What can be done to reverse this situation? Well, for starters, as the world celebrates the 70th anniversary of the Universal Declaration of Human rights on 10 December, there has to be an honest discussion about whether the UN has fulfilled its mandate of promoting peace, human rights and development around the world. A scorecard would indicate success in some areas (e.g. smallpox eradication and child vaccination programmes) but dismal failures in others (e.g. wars in Iraq, Syria and Yemen and genocides in Rwanda and Srebrenica). If the UN cannot prevent wars and suffering, then what is its purpose?
As the world celebrates the 70th anniversary of the Universal Declaration of Human rights on 10 December, there has to be an honest discussion about whether the UN has fulfilled its mandate of promoting peace, human rights and development around the world.
Secondly, we need to democratise the UN Security Council, which is currently the bastion of only five veto-holding countries – the United States, Britain, France, China and Russia – which also happen to be the world’s leading weapons manufacturers and suppliers and who, therefore, have a vested interest in conflicts outside their borders. These countries decide which countries can go to war and which can’t (which is why no sanctions were imposed on the United States and Britain when they went to war in Iraq). All permanent members of the UN Security Council should have an equal say in matters concerning global security, and should be working towards preventing wars, not starting them.
We need to democratise the UN Security Council, which is currently the bastion of only five veto-holding countries, which also happen to be the world’s leading weapons manufacturers and suppliers and who, therefore, have a vested interest in conflicts outside their borders.

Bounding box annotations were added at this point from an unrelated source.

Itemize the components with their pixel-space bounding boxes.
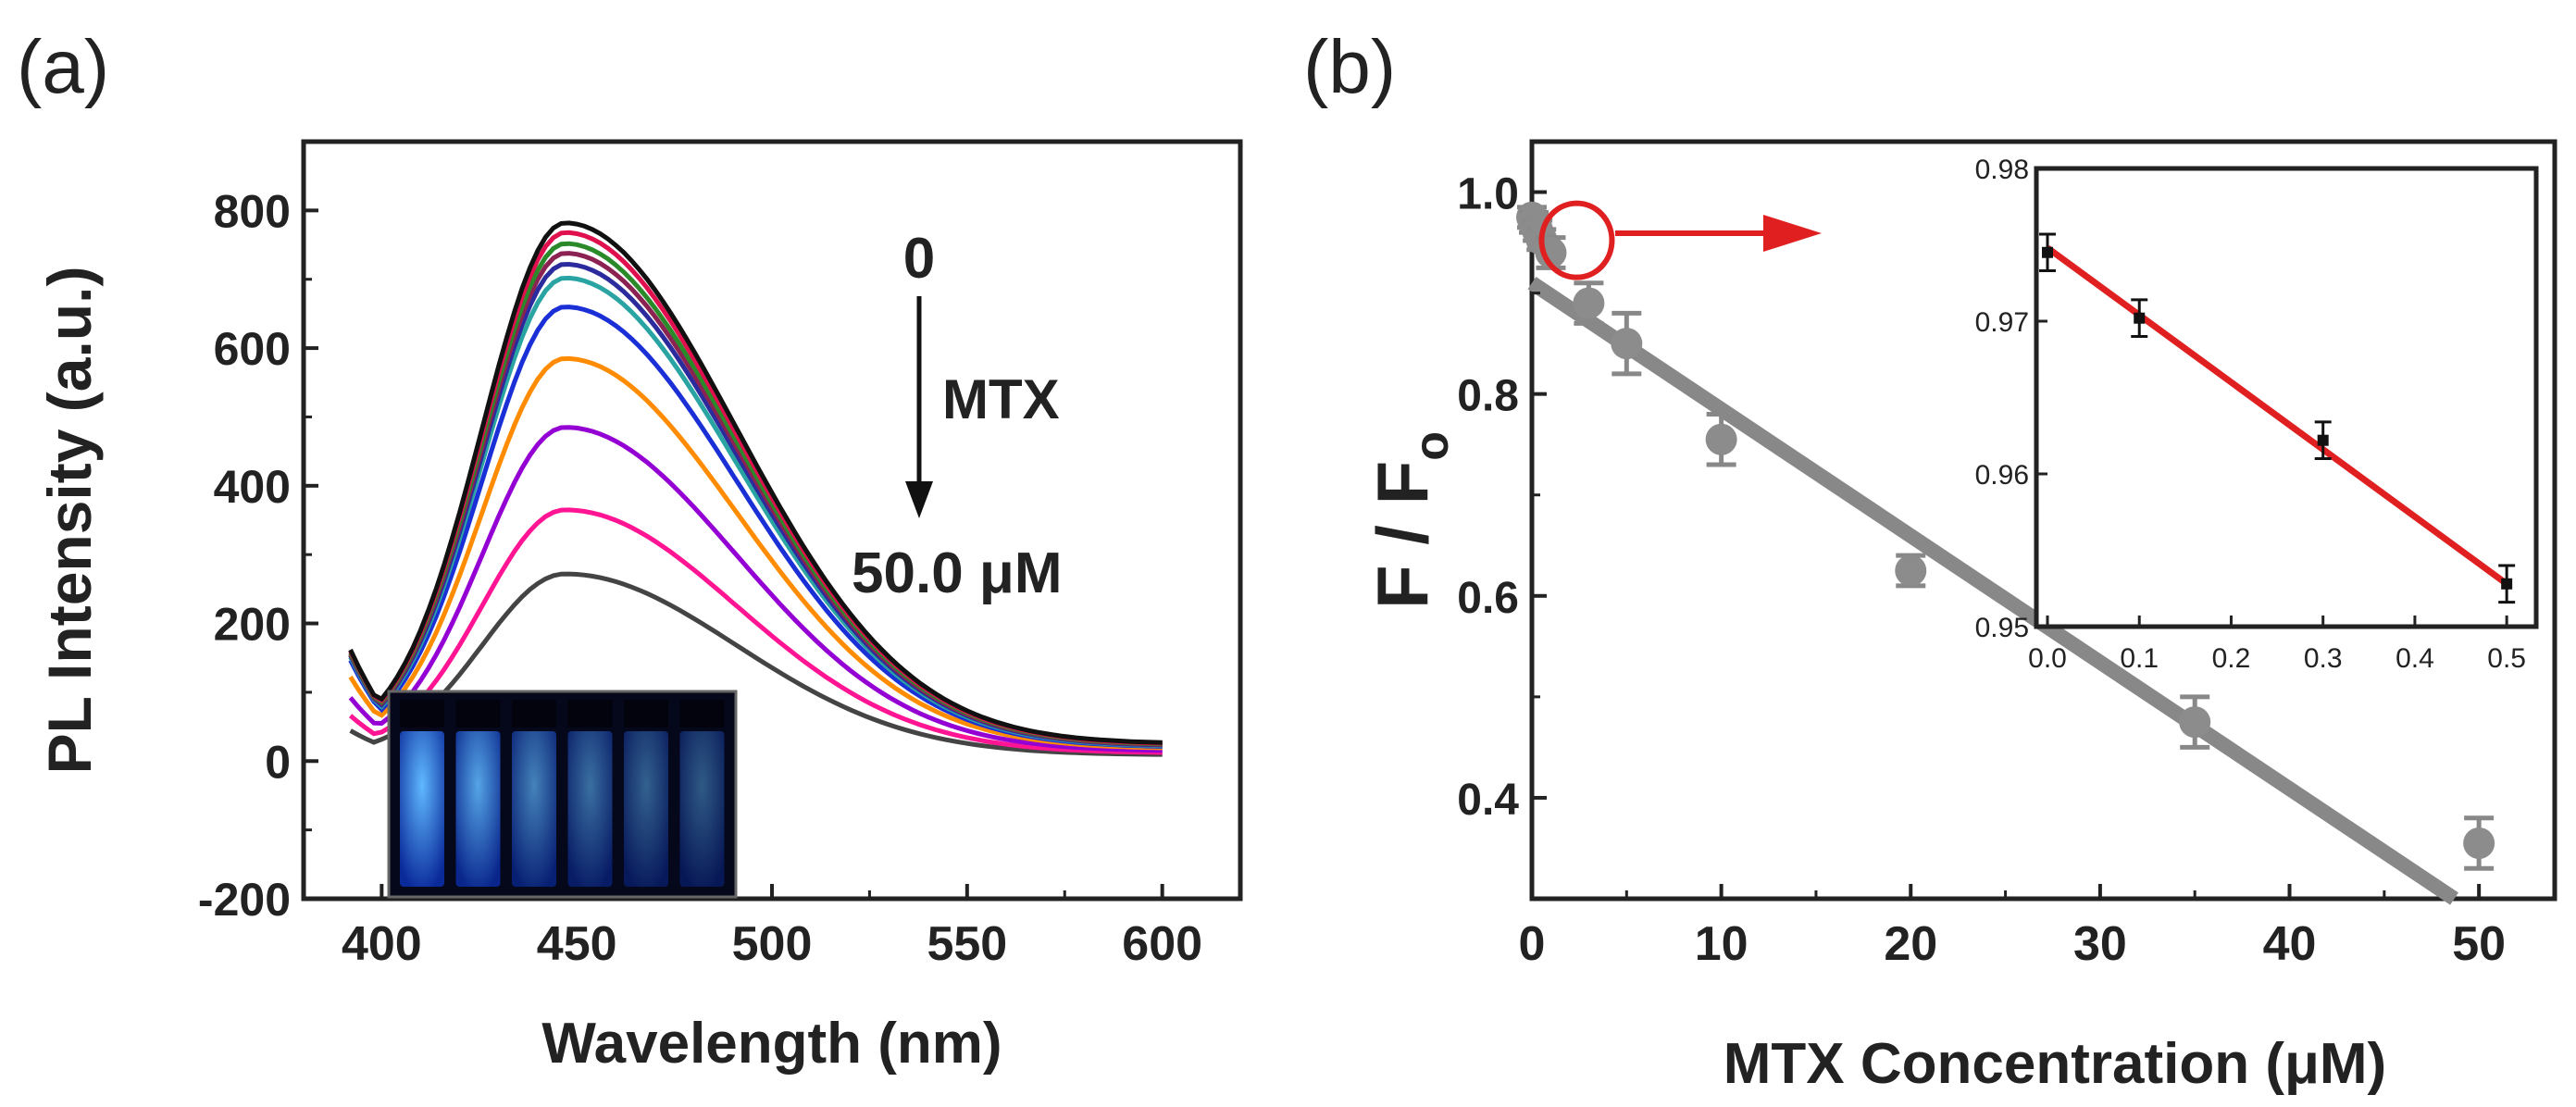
panel-b-quenching: 0 10 20 30 40 500.40.60.81.0 0.0 0.1 0.2 0.3 0.4 0… xyxy=(1362,139,2557,1096)
spectrum-curve xyxy=(348,425,1163,753)
plot-b-xlabel: MTX Concentration (μM) xyxy=(1724,1032,2386,1096)
cuvette-cap xyxy=(512,700,556,728)
plot-b-ticks: 0 10 20 30 40 50 0.4 0.6 0.8 1.0 xyxy=(1457,170,2506,971)
ylabel-text: F / F xyxy=(1362,461,1443,609)
inset-x-tick-label: 0.1 xyxy=(2120,643,2159,674)
annotation-zero: 0 xyxy=(903,227,935,291)
y-tick-label: 800 xyxy=(214,185,291,237)
y-tick-label: 0 xyxy=(265,736,291,788)
cuvette-cap xyxy=(567,700,613,728)
panel-a-spectra: 400 450 500 550 600 -200 0 200 400 600 800 0 MTX 5… xyxy=(35,139,1243,1076)
plot-a-ticks: 400 450 500 550 600 -200 0 200 400 600 800 xyxy=(198,185,1202,971)
inset-fit-line xyxy=(2045,244,2509,587)
inset-data-point xyxy=(2042,246,2053,258)
inset-y-tick-label: 0.98 xyxy=(1975,155,2029,185)
y-tick-label: -200 xyxy=(198,874,291,926)
inset-frame xyxy=(2034,166,2539,629)
ylabel-subscript: o xyxy=(1405,431,1459,461)
plot-b-ylabel-main: F / Fo xyxy=(1362,431,1459,609)
y-tick-label: 200 xyxy=(214,599,291,651)
plot-a-ylabel: PL Intensity (a.u.) xyxy=(35,267,104,775)
inset-data-point xyxy=(2134,312,2146,324)
y-tick-label: 1.0 xyxy=(1457,170,1519,219)
spectrum-curve xyxy=(348,355,1163,751)
data-point xyxy=(1895,554,1927,587)
x-tick-label: 20 xyxy=(1884,917,1937,971)
photo-cuvettes xyxy=(400,700,725,887)
x-tick-label: 400 xyxy=(342,917,422,971)
panel-a-label: (a) xyxy=(17,25,109,109)
inset-x-tick-label: 0.4 xyxy=(2396,643,2434,674)
fit-line xyxy=(1527,277,2458,905)
cuvette xyxy=(400,731,444,887)
inset-x-tick-label: 0.5 xyxy=(2487,643,2526,674)
inset-y-tick-label: 0.95 xyxy=(1975,613,2029,643)
inset-x-tick-label: 0.2 xyxy=(2212,643,2251,674)
x-tick-label: 0 xyxy=(1519,917,1546,971)
inset-x-tick-label: 0.3 xyxy=(2304,643,2343,674)
cuvette xyxy=(512,731,556,887)
data-point xyxy=(2463,827,2495,860)
highlight-arrow-head xyxy=(1763,215,1822,252)
y-tick-label: 600 xyxy=(214,323,291,375)
panel-b-label: (b) xyxy=(1303,25,1396,109)
y-tick-label: 400 xyxy=(214,461,291,513)
photo-background xyxy=(387,690,738,899)
x-tick-label: 550 xyxy=(927,917,1007,971)
plot-b-frame xyxy=(1529,139,2557,902)
cuvette-cap xyxy=(400,700,444,728)
x-tick-label: 450 xyxy=(537,917,617,971)
cuvette-cap xyxy=(679,700,725,728)
x-tick-label: 40 xyxy=(2263,917,2317,971)
y-tick-label: 0.6 xyxy=(1457,574,1519,623)
plot-b-ylabel: F / Fo xyxy=(1362,431,1459,609)
plot-a-curves xyxy=(348,220,1163,757)
annotation-concentration: 50.0 μM xyxy=(852,541,1062,605)
x-tick-label: 10 xyxy=(1695,917,1748,971)
inset-y-tick-label: 0.97 xyxy=(1975,307,2029,338)
data-point xyxy=(1611,328,1643,360)
highlight-circle xyxy=(1538,200,1615,280)
y-tick-label: 0.8 xyxy=(1457,372,1519,421)
spectrum-curve xyxy=(348,507,1163,755)
y-tick-label: 0.4 xyxy=(1457,776,1519,825)
x-tick-label: 50 xyxy=(2452,917,2506,971)
spectrum-curve xyxy=(349,571,1163,757)
x-tick-label: 500 xyxy=(732,917,813,971)
spectrum-curve xyxy=(348,220,1163,745)
cuvette xyxy=(567,731,613,887)
cuvette xyxy=(624,731,668,887)
x-tick-label: 600 xyxy=(1122,917,1202,971)
plot-a-xlabel: Wavelength (nm) xyxy=(541,1012,1002,1076)
inset-y-tick-label: 0.96 xyxy=(1975,460,2029,491)
x-tick-label: 30 xyxy=(2073,917,2127,971)
inset-x-tick-label: 0.0 xyxy=(2028,643,2067,674)
annotation-mtx: MTX xyxy=(942,368,1060,430)
data-point xyxy=(1705,423,1737,455)
inset-data-point xyxy=(2501,578,2513,590)
cuvette xyxy=(455,731,501,887)
zoom-inset: 0.0 0.1 0.2 0.3 0.4 0.5 0.95 0.96 0.97 0.98 xyxy=(1975,155,2539,674)
plot-b-fit xyxy=(1527,277,2458,905)
data-point xyxy=(2179,706,2211,739)
cuvette-photo-inset xyxy=(387,690,738,899)
cuvette-cap xyxy=(455,700,501,728)
inset-data-point xyxy=(2317,434,2329,446)
annotation-arrow-head xyxy=(905,481,933,518)
data-point xyxy=(1573,287,1605,319)
cuvette xyxy=(679,731,725,887)
cuvette-cap xyxy=(624,700,668,728)
inset-content: 0.0 0.1 0.2 0.3 0.4 0.5 0.95 0.96 0.97 0.98 xyxy=(1975,155,2526,674)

Thirdly, the UN’s internal oversight system needs to be overhauled. The UN’s internal justice systems, including the UN Ethics Office, should be abolished in favour of an external, independent mechanism that can provide the checks and balances that the UN so desperately needs. This mechanism, possibly in the form of a tribunal, would also allow UN whistleblowers to present their cases without fear of retaliation. Such a mechanism would, hopefully, also permit perpetrators of crimes committed by UN personnel to be brought to justice in national courts, rather than the current system that gives immunity to UN employees implicated in crimes and wrongdoing (which means they cannot be tried in any court, not even in their own country).
The UN cannot – and should not be allowed to – police itself. Given all the scandals at the UN, I think it is time an independent entity be entrusted with the responsibility of watching the world’s watchdog.